Abstract

Global change has contributed to substantial vegetation shifts across many ecosystems through altered fire-vegetation feedbacks, but the direction, strength, and mechanism of these processes vary considerably. Most prior studies have focused on fire-vegetation feedbacks that enhance community flammability with less emphasis on examples of feedbacks resulting from dampened flammability. Widespread fire exclusion in many deciduous forests and woodlands of eastern North America has caused substantive changes in overstory species composition. These changes have led to feedbacks that are hypothesized to decrease community flammability (i.e. mesophication) to the detriment of fire-dependent “pyrophytes”. Mesophytic species, such as maple (Acer spp.), are implicated in these fire regime changes and have extensively invaded many oak (Quercus spp.) landscapes across the region. To date, only limited circumstantial evidence is available in support of dampened flammability as the mechanism contributing to mesophication. Here we use laboratory experiments to determine whether red maple (A. rubrum) and sugar maple (A. saccharum) could reduce forest floor flammability through the input of their leaf litter. Wetting, drying, and burning characteristics of three pyrophytic oaks, white oak (Q. alba), northern red oak (Q. rubra), and chestnut oak (Q. montana), and the two mesophytic maples revealed the strong potential for red maple to reduce community flammability. Red maple absorbed the greatest amount of water, was the slowest to dry, and was the least flammable among these species while white oak was the most resistant to water absorption, the fastest to dry, and the most flammable.
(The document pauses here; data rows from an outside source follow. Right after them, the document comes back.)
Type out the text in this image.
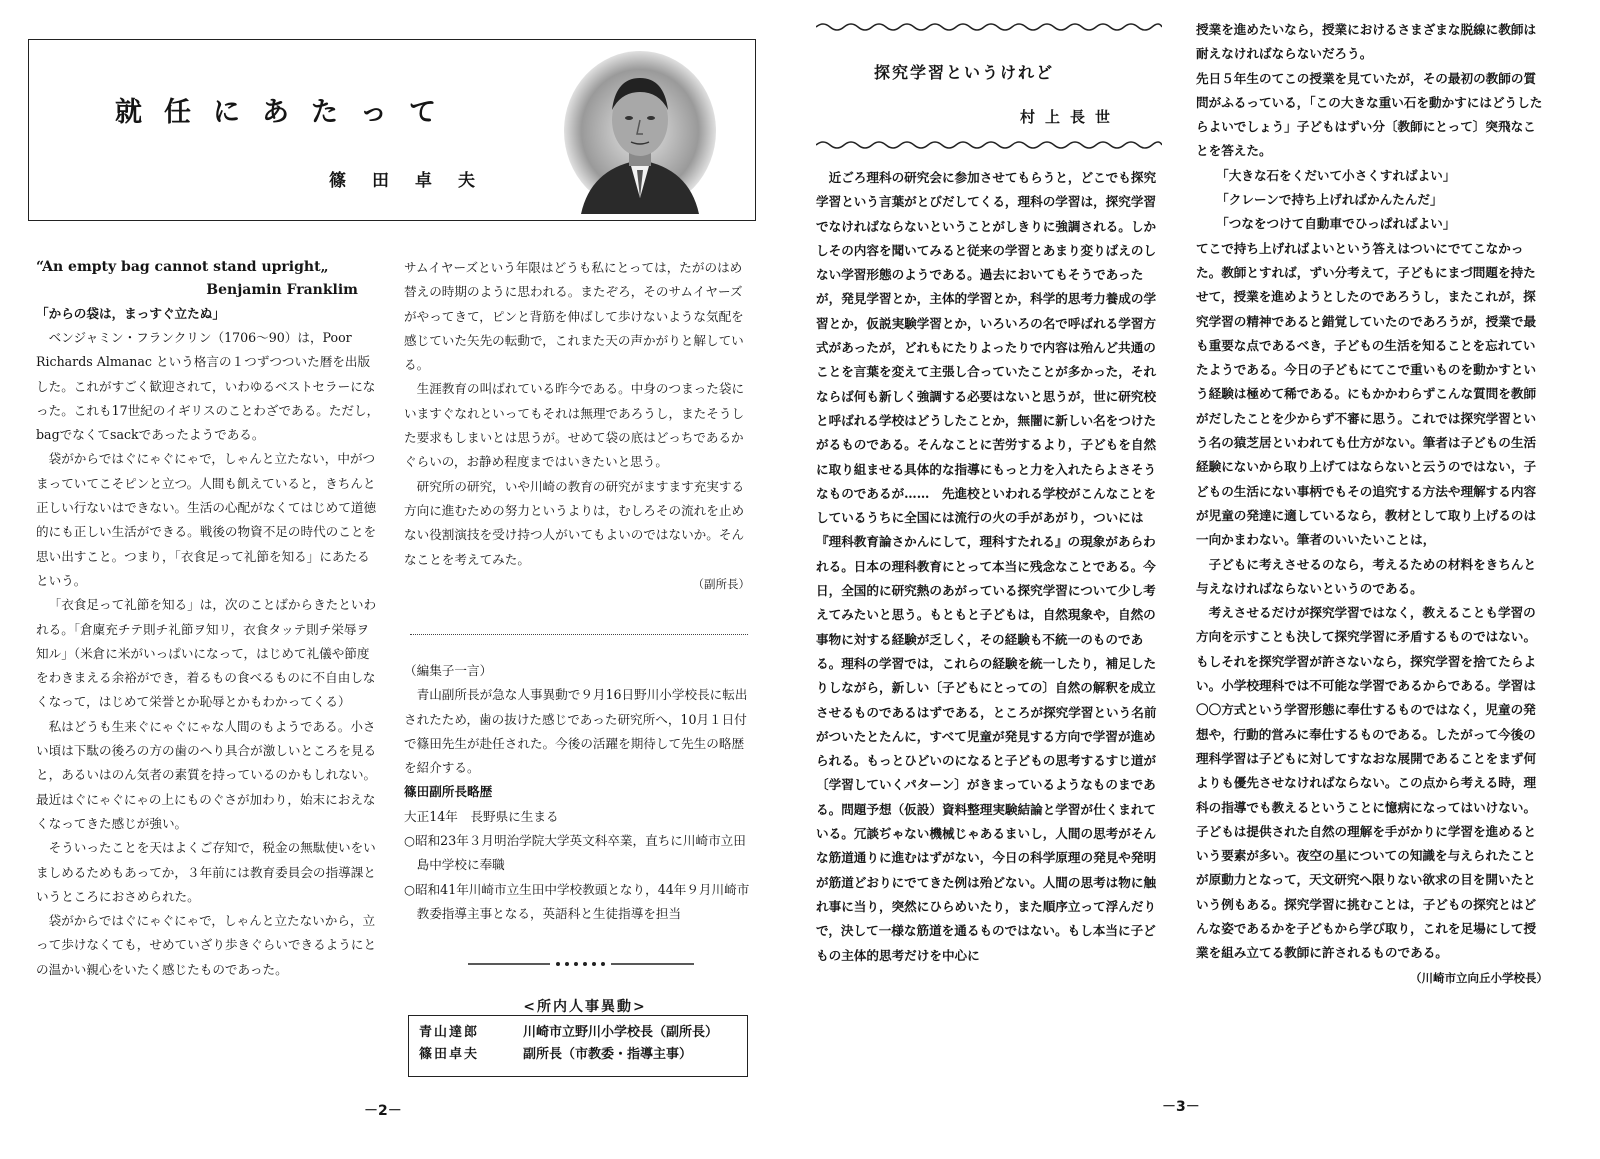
就任にあたって
篠田卓夫

“An empty bag cannot stand upright„

Benjamin Franklim

「からの袋は，まっすぐ立たぬ」

ベンジャミン・フランクリン（1706～90）は，Poor Richards Almanac という格言の１つずつついた暦を出版した。これがすごく歓迎されて，いわゆるベストセラーになった。これも17世紀のイギリスのことわざである。ただし，bagでなくてsackであったようである。

袋がからではぐにゃぐにゃで，しゃんと立たない，中がつまっていてこそピンと立つ。人間も飢えていると，きちんと正しい行ないはできない。生活の心配がなくてはじめて道徳的にも正しい生活ができる。戦後の物資不足の時代のことを思い出すこと。つまり，「衣食足って礼節を知る」にあたるという。

「衣食足って礼節を知る」は，次のことばからきたといわれる。「倉廩充チテ則チ礼節ヲ知リ，衣食タッテ則チ栄辱ヲ知ル」（米倉に米がいっぱいになって，はじめて礼儀や節度をわきまえる余裕ができ，着るもの食べるものに不自由しなくなって，はじめて栄誉とか恥辱とかもわかってくる）

私はどうも生来ぐにゃぐにゃな人間のもようである。小さい頃は下駄の後ろの方の歯のへり具合が激しいところを見ると，あるいはのん気者の素質を持っているのかもしれない。最近はぐにゃぐにゃの上にものぐさが加わり，始末におえなくなってきた感じが強い。

そういったことを天はよくご存知で，税金の無駄使いをいましめるためもあってか，３年前には教育委員会の指導課というところにおさめられた。

袋がからではぐにゃぐにゃで，しゃんと立たないから，立って歩けなくても，せめていざり歩きぐらいできるようにとの温かい親心をいたく感じたものであった。

サムイヤーズという年限はどうも私にとっては，たがのはめ替えの時期のように思われる。またぞろ，そのサムイヤーズがやってきて，ピンと背筋を伸ばして歩けないような気配を感じていた矢先の転動で，これまた天の声かがりと解している。

生涯教育の叫ばれている昨今である。中身のつまった袋にいますぐなれといってもそれは無理であろうし，またそうした要求もしまいとは思うが。せめて袋の底はどっちであるかぐらいの，お静め程度まではいきたいと思う。

研究所の研究，いや川崎の教育の研究がますます充実する方向に進むための努力というよりは，むしろその流れを止めない役割演技を受け持つ人がいてもよいのではないか。そんなことを考えてみた。

（副所長）

（編集子一言）

青山副所長が急な人事異動で９月16日野川小学校長に転出されたため，歯の抜けた感じであった研究所へ，10月１日付で篠田先生が赴任された。今後の活躍を期待して先生の略歴を紹介する。

篠田副所長略歴

大正14年　長野県に生まる

○昭和23年３月明治学院大学英文科卒業，直ちに川崎市立田島中学校に奉職

○昭和41年川崎市立生田中学校教頭となり，44年９月川崎市教委指導主事となる，英語科と生徒指導を担当

<所内人事異動>
青山達郎	川崎市立野川小学校長（副所長）
篠田卓夫	副所長（市教委・指導主事）
－2－
探究学習というけれど
村上長世

近ごろ理科の研究会に参加させてもらうと，どこでも探究学習という言葉がとびだしてくる，理科の学習は，探究学習でなければならないということがしきりに強調される。しかしその内容を聞いてみると従来の学習とあまり変りばえのしない学習形態のようである。過去においてもそうであったが，発見学習とか，主体的学習とか，科学的思考力養成の学習とか，仮説実験学習とか，いろいろの名で呼ばれる学習方式があったが，どれもにたりよったりで内容は殆んど共通のことを言葉を変えて主張し合っていたことが多かった，それならば何も新しく強調する必要はないと思うが，世に研究校と呼ばれる学校はどうしたことか，無闇に新しい名をつけたがるものである。そんなことに苦労するより，子どもを自然に取り組ませる具体的な指導にもっと力を入れたらよさそうなものであるが……　先進校といわれる学校がこんなことをしているうちに全国には流行の火の手があがり，ついには『理科教育論さかんにして，理科すたれる』の現象があらわれる。日本の理科教育にとって本当に残念なことである。今日，全国的に研究熱のあがっている探究学習について少し考えてみたいと思う。もともと子どもは，自然現象や，自然の事物に対する経験が乏しく，その経験も不統一のものである。理科の学習では，これらの経験を統一したり，補足したりしながら，新しい〔子どもにとっての〕自然の解釈を成立させるものであるはずである，ところが探究学習という名前がついたとたんに，すべて児童が発見する方向で学習が進められる。もっとひどいのになると子どもの思考するすじ道が〔学習していくパターン〕がきまっているようなものまである。問題予想（仮設）資料整理実験結論と学習が仕くまれている。冗談ぢゃない機械じゃあるまいし，人間の思考がそんな筋道通りに進むはずがない，今日の科学原理の発見や発明が筋道どおりにでてきた例は殆どない。人間の思考は物に触れ事に当り，突然にひらめいたり，また順序立って浮んだりで，決して一様な筋道を通るものではない。もし本当に子どもの主体的思考だけを中心に

授業を進めたいなら，授業におけるさまざまな脱線に教師は耐えなければならないだろう。

先日５年生のてこの授業を見ていたが，その最初の教師の質問がふるっている，「この大きな重い石を動かすにはどうしたらよいでしょう」子どもはずい分〔教師にとって〕突飛なことを答えた。

「大きな石をくだいて小さくすればよい」

「クレーンで持ち上げればかんたんだ」

「つなをつけて自動車でひっぱればよい」

てこで持ち上げればよいという答えはついにでてこなかった。教師とすれば，ずい分考えて，子どもにまづ問題を持たせて，授業を進めようとしたのであろうし，またこれが，探究学習の精神であると錯覚していたのであろうが，授業で最も重要な点であるべき，子どもの生活を知ることを忘れていたようである。今日の子どもにてこで重いものを動かすという経験は極めて稀である。にもかかわらずこんな質問を教師がだしたことを少からず不審に思う。これでは探究学習という名の猿芝居といわれても仕方がない。筆者は子どもの生活経験にないから取り上げてはならないと云うのではない，子どもの生活にない事柄でもその追究する方法や理解する内容が児童の発達に適しているなら，教材として取り上げるのは一向かまわない。筆者のいいたいことは，

子どもに考えさせるのなら，考えるための材料をきちんと与えなければならないというのである。

考えさせるだけが探究学習ではなく，教えることも学習の方向を示すことも決して探究学習に矛盾するものではない。もしそれを探究学習が許さないなら，探究学習を捨てたらよい。小学校理科では不可能な学習であるからである。学習は〇〇方式という学習形態に奉仕するものではなく，児童の発想や，行動的営みに奉仕するものである。したがって今後の理科学習は子どもに対してすなおな展開であることをまず何よりも優先させなければならない。この点から考える時，理科の指導でも教えるということに憶病になってはいけない。子どもは提供された自然の理解を手がかりに学習を進めるという要素が多い。夜空の星についての知識を与えられたことが原動力となって，天文研究へ限りない欲求の目を開いたという例もある。探究学習に挑むことは，子どもの探究とはどんな姿であるかを子どもから学び取り，これを足場にして授業を組み立てる教師に許されるものである。
（川崎市立向丘小学校長）

－3－
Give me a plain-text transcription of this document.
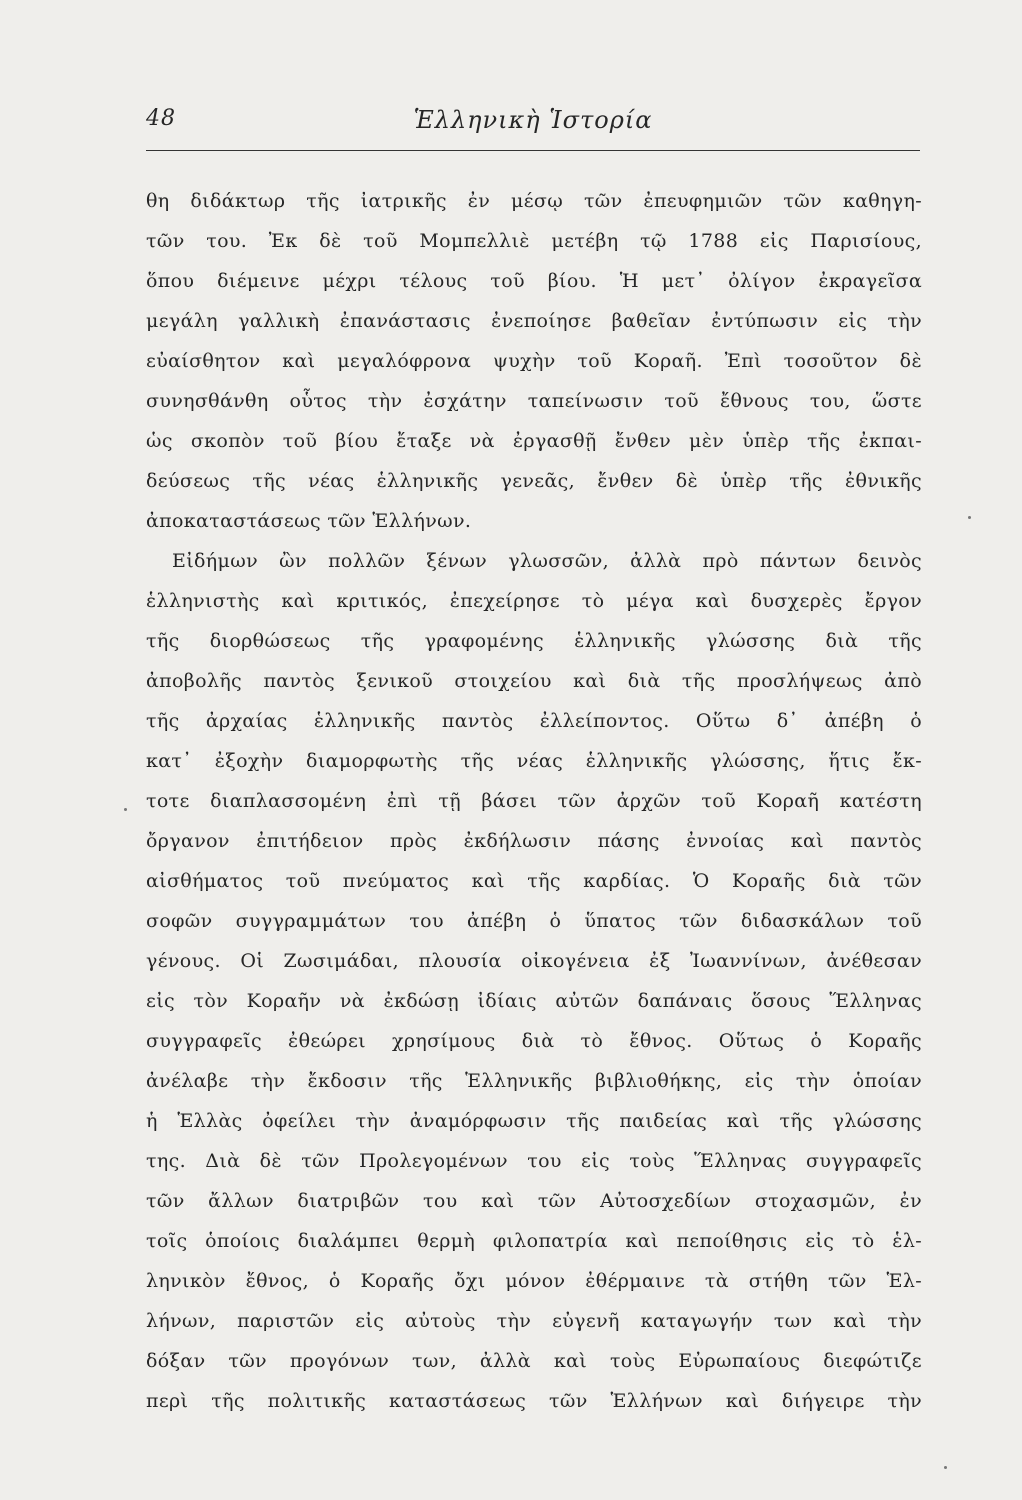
48	Ἑλληνικὴ Ἱστορία
θη διδάκτωρ τῆς ἰατρικῆς ἐν μέσῳ τῶν ἐπευφημιῶν τῶν καθηγη-
τῶν του. Ἐκ δὲ τοῦ Μομπελλιὲ μετέβη τῷ 1788 εἰς Παρισίους,
ὅπου διέμεινε μέχρι τέλους τοῦ βίου. Ἡ μετ᾽ ὀλίγον ἐκραγεῖσα
μεγάλη γαλλικὴ ἐπανάστασις ἐνεποίησε βαθεῖαν ἐντύπωσιν εἰς τὴν
εὐαίσθητον καὶ μεγαλόφρονα ψυχὴν τοῦ Κοραῆ. Ἐπὶ τοσοῦτον δὲ
συνησθάνθη οὗτος τὴν ἐσχάτην ταπείνωσιν τοῦ ἔθνους του, ὥστε
ὡς σκοπὸν τοῦ βίου ἔταξε νὰ ἐργασθῇ ἔνθεν μὲν ὑπὲρ τῆς ἐκπαι-
δεύσεως τῆς νέας ἑλληνικῆς γενεᾶς, ἔνθεν δὲ ὑπὲρ τῆς ἐθνικῆς
ἀποκαταστάσεως τῶν Ἑλλήνων.
Εἰδήμων ὢν πολλῶν ξένων γλωσσῶν, ἀλλὰ πρὸ πάντων δεινὸς
ἑλληνιστὴς καὶ κριτικός, ἐπεχείρησε τὸ μέγα καὶ δυσχερὲς ἔργον
τῆς διορθώσεως τῆς γραφομένης ἑλληνικῆς γλώσσης διὰ τῆς
ἀποβολῆς παντὸς ξενικοῦ στοιχείου καὶ διὰ τῆς προσλήψεως ἀπὸ
τῆς ἀρχαίας ἑλληνικῆς παντὸς ἐλλείποντος. Οὕτω δ᾽ ἀπέβη ὁ
κατ᾽ ἐξοχὴν διαμορφωτὴς τῆς νέας ἑλληνικῆς γλώσσης, ἥτις ἔκ-
τοτε διαπλασσομένη ἐπὶ τῇ βάσει τῶν ἀρχῶν τοῦ Κοραῆ κατέστη
ὄργανον ἐπιτήδειον πρὸς ἐκδήλωσιν πάσης ἐννοίας καὶ παντὸς
αἰσθήματος τοῦ πνεύματος καὶ τῆς καρδίας. Ὁ Κοραῆς διὰ τῶν
σοφῶν συγγραμμάτων του ἀπέβη ὁ ὕπατος τῶν διδασκάλων τοῦ
γένους. Οἱ Ζωσιμάδαι, πλουσία οἰκογένεια ἐξ Ἰωαννίνων, ἀνέθεσαν
εἰς τὸν Κοραῆν νὰ ἐκδώσῃ ἰδίαις αὐτῶν δαπάναις ὅσους Ἕλληνας
συγγραφεῖς ἐθεώρει χρησίμους διὰ τὸ ἔθνος. Οὕτως ὁ Κοραῆς
ἀνέλαβε τὴν ἔκδοσιν τῆς Ἑλληνικῆς βιβλιοθήκης, εἰς τὴν ὁποίαν
ἡ Ἑλλὰς ὀφείλει τὴν ἀναμόρφωσιν τῆς παιδείας καὶ τῆς γλώσσης
της. Διὰ δὲ τῶν Προλεγομένων του εἰς τοὺς Ἕλληνας συγγραφεῖς
τῶν ἄλλων διατριβῶν του καὶ τῶν Αὐτοσχεδίων στοχασμῶν, ἐν
τοῖς ὁποίοις διαλάμπει θερμὴ φιλοπατρία καὶ πεποίθησις εἰς τὸ ἑλ-
ληνικὸν ἔθνος, ὁ Κοραῆς ὄχι μόνον ἐθέρμαινε τὰ στήθη τῶν Ἑλ-
λήνων, παριστῶν εἰς αὐτοὺς τὴν εὐγενῆ καταγωγήν των καὶ τὴν
δόξαν τῶν προγόνων των, ἀλλὰ καὶ τοὺς Εὐρωπαίους διεφώτιζε
περὶ τῆς πολιτικῆς καταστάσεως τῶν Ἑλλήνων καὶ διήγειρε τὴν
Northern red oak, chestnut oak, and sugar maple were intermediate in their moisture dynamics and flammability. The moisture and flammability responses of the species examined were a result of their corresponding leaf traits, with drying rate and curling having the strongest influence. Our findings provide substantial evidence that vegetation shifts resulting from an altered fire regime could result in dampened litter flammability that further limit fire and reinforce on-going changes.